Из снежной норы у вересков показался еще ратник. Он так же высок, как и Лукмашка, но у этого на голове шишак, поверх кольчужки накинут нагольный тулуп. Когда ратник повернулся к ветру, полы тулупишка распахнулись. Поглядев на озеро, он проворчал:

— Не разберу ничего, темень.

— А вдруг через Узмень-то крадется чужое войско? — тревожным шепотом предположил Лукмашка. — Не пора ли к воеводе?

— Постой, начнет светать — усмотрим. Костерочек бы теперь впору, Лукмашка, самый бы махонький.

— Лежанку бы тебе, Емеля, на сторожу, то-то бы! — рассмеялся Лукмашка.

— Не привык я к лежанке, не в хоромах жил, — хмуро отозвался Емеля.

— Сказывают, за буйство тебя судил князь?

— Судил, но не за буйство, а за то, что волю я свою заступил, — ответил Емеля.

— От кого?

— От ключника нашего, правителя вотчинного. Много он крови чужой выпил, не счесть, сколько мук от него претерпел народ. Теперь-то нету злыдня.

— Убрали?

— Сгиб. Пожар был в ту ночь в вотчинном острожке. Душилец не выбежал из огня.

— Не ты ли ему в том помог? — усмехнулся Лукмашка.
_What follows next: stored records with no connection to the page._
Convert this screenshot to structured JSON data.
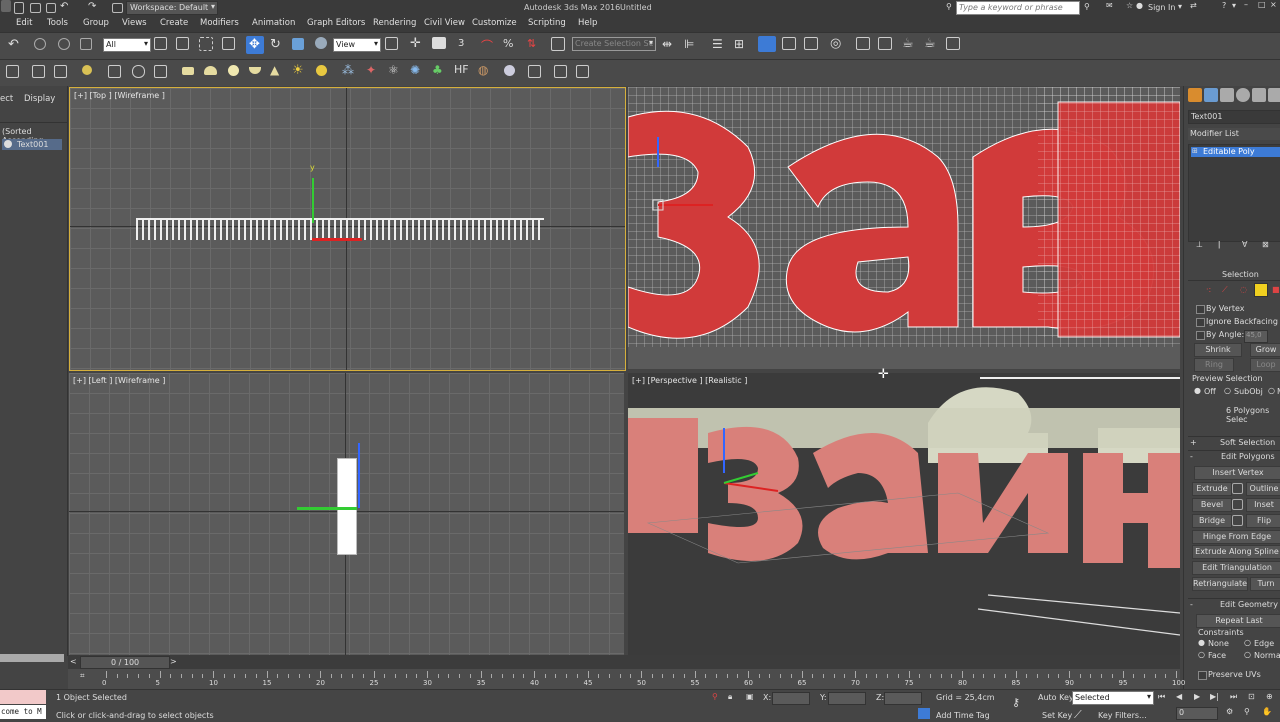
{
  "titlebar": {
    "workspace": "Workspace: Default",
    "app_title": "Autodesk 3ds Max 2016",
    "doc_title": "Untitled",
    "search_placeholder": "Type a keyword or phrase",
    "sign_in": "Sign In"
  },
  "menus": [
    "Edit",
    "Tools",
    "Group",
    "Views",
    "Create",
    "Modifiers",
    "Animation",
    "Graph Editors",
    "Rendering",
    "Civil View",
    "Customize",
    "Scripting",
    "Help"
  ],
  "toolbar": {
    "selection_filter": "All",
    "ref_coord": "View",
    "selection_set": "Create Selection Se"
  },
  "left_panel": {
    "tab_select": "ect",
    "tab_display": "Display",
    "sort": "(Sorted Ascending",
    "item": "Text001"
  },
  "viewports": {
    "top": "[+] [Top ] [Wireframe ]",
    "left": "[+] [Left ] [Wireframe ]",
    "perspective": "[+] [Perspective ] [Realistic ]"
  },
  "right_panel": {
    "object_name": "Text001",
    "modifier_list": "Modifier List",
    "modifier_stack_item": "Editable Poly",
    "selection_header": "Selection",
    "by_vertex": "By Vertex",
    "ignore_backfacing": "Ignore Backfacing",
    "by_angle": "By Angle:",
    "by_angle_value": "45,0",
    "shrink": "Shrink",
    "grow": "Grow",
    "ring": "Ring",
    "loop": "Loop",
    "preview_selection": "Preview Selection",
    "off": "Off",
    "subobj": "SubObj",
    "multi": "M",
    "polys_selected": "6 Polygons Selec",
    "soft_selection": "Soft Selection",
    "edit_polygons": "Edit Polygons",
    "insert_vertex": "Insert Vertex",
    "extrude": "Extrude",
    "outline": "Outline",
    "bevel": "Bevel",
    "inset": "Inset",
    "bridge": "Bridge",
    "flip": "Flip",
    "hinge_from_edge": "Hinge From Edge",
    "extrude_along_spline": "Extrude Along Spline",
    "edit_triangulation": "Edit Triangulation",
    "retriangulate": "Retriangulate",
    "turn": "Turn",
    "edit_geometry": "Edit Geometry",
    "repeat_last": "Repeat Last",
    "constraints": "Constraints",
    "c_none": "None",
    "c_edge": "Edge",
    "c_face": "Face",
    "c_normal": "Normal",
    "preserve_uvs": "Preserve UVs"
  },
  "timeline": {
    "frame": "0 / 100",
    "ticks": [
      "0",
      "5",
      "10",
      "15",
      "20",
      "25",
      "30",
      "35",
      "40",
      "45",
      "50",
      "55",
      "60",
      "65",
      "70",
      "75",
      "80",
      "85",
      "90",
      "95",
      "100"
    ]
  },
  "status": {
    "script_listener": "come to M",
    "objects_selected": "1 Object Selected",
    "prompt": "Click or click-and-drag to select objects",
    "x_label": "X:",
    "y_label": "Y:",
    "z_label": "Z:",
    "grid": "Grid = 25,4cm",
    "add_time_tag": "Add Time Tag",
    "auto_key": "Auto Key",
    "auto_key_mode": "Selected",
    "set_key": "Set Key",
    "key_filters": "Key Filters...",
    "current_frame": "0"
  },
  "colors": {
    "accent": "#3d7bd6",
    "text_red": "#d13a3a",
    "text_pink": "#d9807a",
    "text_cream": "#d6d8c4",
    "active_viewport": "#d6b03c"
  }
}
— Может, помог, может, нет… Забыл. В колодках привели меня в Новгород. Ждал — скажут: надевай, Емелька, камень на шею. Погулял ты на усадьбе вотчинной у болярина Водовика, испей теперь» Волхова! Так бы и сталось. Голодный, в колодках стоял я у княжего двора, суда ждал… А тут… Не судьба, знать, мне пить Волхов. Увидел меня Савва, отрок княжий. Как ходили на Неву — встречал его на походе и в битве. Спросил он, за что терплю наказание, а потом молвил: «Не вешай, Емеля, головушку! В Волхов путь долог, авось минуешь». Молвил так и ушел. Ласковое слово его было, а мне, Лукмашка, не принесло оно утешения. От колодок да от дальней ходьбы кости у меня ломило, очи свету не видели. Но, гляжу, вернулся Савва, и вместе с ним сотник Устин. Остановился сотник поодаль, посмотрел на меня и сказал: «Жаль, Емеля, губить такого молодца, как ты; по росту да по силе в секирники гож». Не понял я тогда его слов, а Савва, как услышал, что молвил сотник, подошел ко мне и шепнул: «Жив будешь».

— И жив, — сказал Лукмашка. — Не последний воин ты в секирном полку.

— Да. Князь судил меня, но Душильца не вспомнил. Ждал я камня либо другой горькой беды, а вместо того Александр Ярославич велел мне идти к Устину и наказал: «Ростом ты люб сотнику и кровью горяч… Прими секиру, мужеством воина сними вину. На том прощение тебе и воля».

Александр Ярославич объехал войско. Он говорил с воинами о предстоящей битве, указывал, что делать полкам при встрече с врагом, как ставить щиты, биться пешим воинам с конными; велел держать наготове не только мечи, топоры, секиры и копья, но и багры, коими впору-де валить с коней закованных в тяжелую железную броню рыцарей.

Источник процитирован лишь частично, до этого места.